The Springfield R-12 School Board is considering limiting public input at the monthly school board meetings.

Apparently it is "distracting" to board members when the press questions commentators at the board meetings about their comments.

Kris Callen, board president, said the intention of the speaker makes a difference. She added that if someone uses the format to get media attention and are followed out of their room by reporters after a statement, it can be distracting.

Board members also questioned if there was a better way to get people to attend meetings and express opinions about the topics that are on the agenda.

Many citizens feel that School Boards and City Councils only listen to community input if it agrees with their vision 20/20 or SP5. I commented on this in a post on the City Audit, scroll down and read the comments. I received a barrage of hate mail (most of it from the same two places, I must have touched a nerve. btw,the internet is not as anonymous as some people think), so much that I started moderating my comments.

Mayor Tom Carlson got upset over the public comments in the January 14, 2008 City Council meeting. Read the comments posted at 9:15 PM.

While you are reading those minutes, note the conversation over the use permit in the 3600 block of Chestnut Expressway (7:36 PM). Those citizens were heard by the council, loud and clear in last week's Council meeting, 8:47 PM.

Yes, they want your input, when it is convenient to them.

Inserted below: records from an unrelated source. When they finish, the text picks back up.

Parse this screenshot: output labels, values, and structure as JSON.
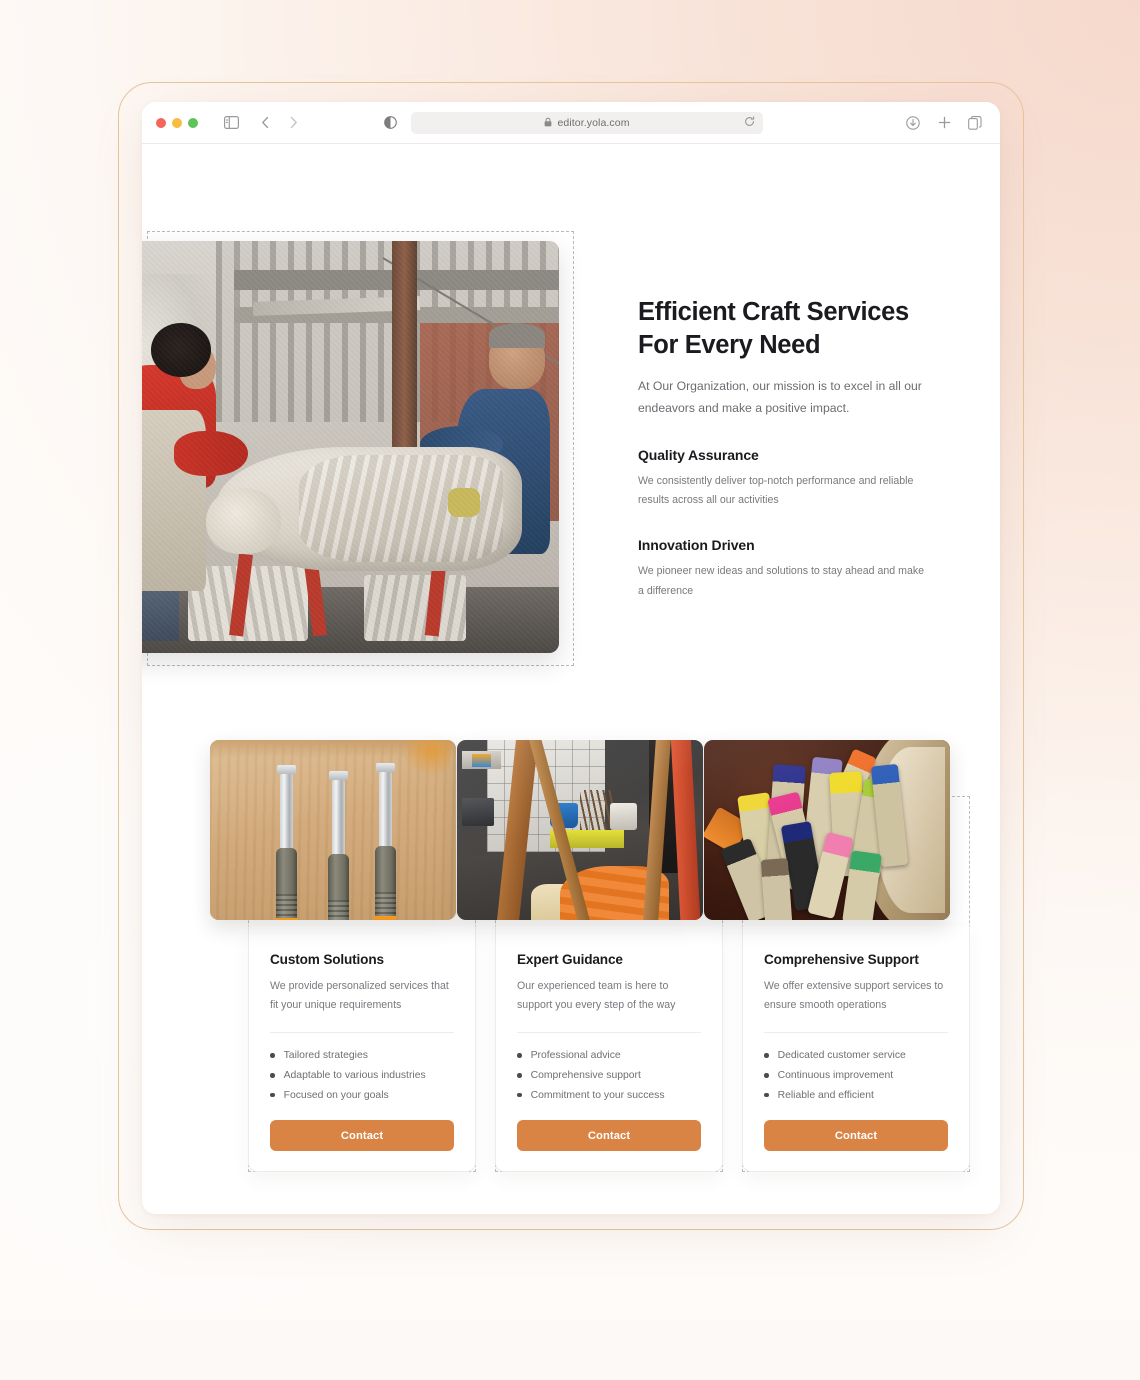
{
  "browser": {
    "url": "editor.yola.com",
    "icons": {
      "lock": "lock-icon",
      "reload": "reload-icon",
      "sidebar": "sidebar-toggle-icon",
      "back": "back-chevron-icon",
      "forward": "forward-chevron-icon",
      "reader": "reader-view-icon",
      "download": "download-icon",
      "new_tab": "plus-icon",
      "tabs": "tab-overview-icon"
    },
    "traffic_lights": {
      "close": "#f4655a",
      "minimize": "#f8bd3f",
      "maximize": "#5ec45a"
    }
  },
  "theme": {
    "accent": "#d98445",
    "heading": "#1b1b1f",
    "body_text": "#79797f",
    "page_bg": "#ffffff",
    "frame_line": "#e8c49a",
    "selection_dash": "#bdbdbd"
  },
  "hero": {
    "title": "Efficient Craft Services\nFor Every Need",
    "subtitle": "At Our Organization, our mission is to excel in all our endeavors and make a positive impact.",
    "image_alt": "Two stone masons restoring a carved stone statue in an outdoor workshop",
    "features": [
      {
        "title": "Quality Assurance",
        "text": "We consistently deliver top-notch performance and reliable results across all our activities"
      },
      {
        "title": "Innovation Driven",
        "text": "We pioneer new ideas and solutions to stay ahead and make a difference"
      }
    ]
  },
  "cards": [
    {
      "title": "Custom Solutions",
      "desc": "We provide personalized services that fit your unique requirements",
      "image_alt": "Three wood chisels with orange ferrules laid on a wooden board",
      "items": [
        "Tailored strategies",
        "Adaptable to various industries",
        "Focused on your goals"
      ],
      "button": "Contact"
    },
    {
      "title": "Expert Guidance",
      "desc": "Our experienced team is here to support you every step of the way",
      "image_alt": "Craft workshop interior with orange fabric, paint buckets and tools",
      "items": [
        "Professional advice",
        "Comprehensive support",
        "Commitment to your success"
      ],
      "button": "Contact"
    },
    {
      "title": "Comprehensive Support",
      "desc": "We offer extensive support services to ensure smooth operations",
      "image_alt": "Colorful wax crayons gathered inside a woven basket",
      "items": [
        "Dedicated customer service",
        "Continuous improvement",
        "Reliable and efficient"
      ],
      "button": "Contact"
    }
  ]
}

UPDATE: Jackehammer has a post that speaks to the same issue as this one. The link is here. Surely we aren't the only two people in Springfield who are concerned about the direction these posts indicate we are heading.


Busplunge said...

This is a copy of an email I sent to the Secretary of the Springfield School Board:

Don't change a thing. Keep the public comment sections as they are. At least let us maintain the illusion that we have input on the practices and policies of R-12 school district.

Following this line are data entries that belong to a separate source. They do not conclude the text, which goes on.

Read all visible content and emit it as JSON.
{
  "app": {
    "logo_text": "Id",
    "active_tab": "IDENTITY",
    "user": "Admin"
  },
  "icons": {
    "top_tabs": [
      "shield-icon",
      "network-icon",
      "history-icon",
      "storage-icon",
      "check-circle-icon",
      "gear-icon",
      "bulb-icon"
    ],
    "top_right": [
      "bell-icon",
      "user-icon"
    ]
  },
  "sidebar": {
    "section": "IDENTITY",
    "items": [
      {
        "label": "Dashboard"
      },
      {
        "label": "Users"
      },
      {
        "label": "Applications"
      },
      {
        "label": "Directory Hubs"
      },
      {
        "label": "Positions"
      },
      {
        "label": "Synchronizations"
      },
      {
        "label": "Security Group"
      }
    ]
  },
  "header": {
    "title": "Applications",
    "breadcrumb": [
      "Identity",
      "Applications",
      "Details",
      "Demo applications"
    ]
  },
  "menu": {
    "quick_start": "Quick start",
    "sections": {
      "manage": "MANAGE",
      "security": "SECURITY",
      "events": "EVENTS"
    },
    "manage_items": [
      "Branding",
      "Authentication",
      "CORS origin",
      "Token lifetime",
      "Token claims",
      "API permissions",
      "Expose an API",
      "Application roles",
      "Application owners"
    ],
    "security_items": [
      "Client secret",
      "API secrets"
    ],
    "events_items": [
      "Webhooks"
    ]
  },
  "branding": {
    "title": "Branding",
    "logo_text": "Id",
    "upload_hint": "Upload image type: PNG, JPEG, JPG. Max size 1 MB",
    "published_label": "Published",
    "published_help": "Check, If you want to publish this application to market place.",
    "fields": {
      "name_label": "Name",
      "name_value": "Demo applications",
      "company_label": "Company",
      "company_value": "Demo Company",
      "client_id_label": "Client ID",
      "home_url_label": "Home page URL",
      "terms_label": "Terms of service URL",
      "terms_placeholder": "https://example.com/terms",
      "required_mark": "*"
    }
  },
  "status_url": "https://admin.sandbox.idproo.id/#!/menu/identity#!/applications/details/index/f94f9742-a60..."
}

As I recall, there are two public comments during board meetings. One is towards the beginning of the meeting. The speaker must sign up to speak at this section. The other is towards the end of the meeting, no sign up is necessary.

Leave them both as they are.

Jim Lee

Jason said...

It's a horrible idea to limit public comment time.

Busplunge said...

I received a reply to my email. It was from Kris Callen. She basically thanked me for writing and said "There was never any intent to eliminate this very important part of our meetings. The discussion at the board retreat focused primarily on how to improve this process to make it more effective and helpful for both the public and board members. Unfortunately that part of the discussion was downplayed or deemphasized in the reporting."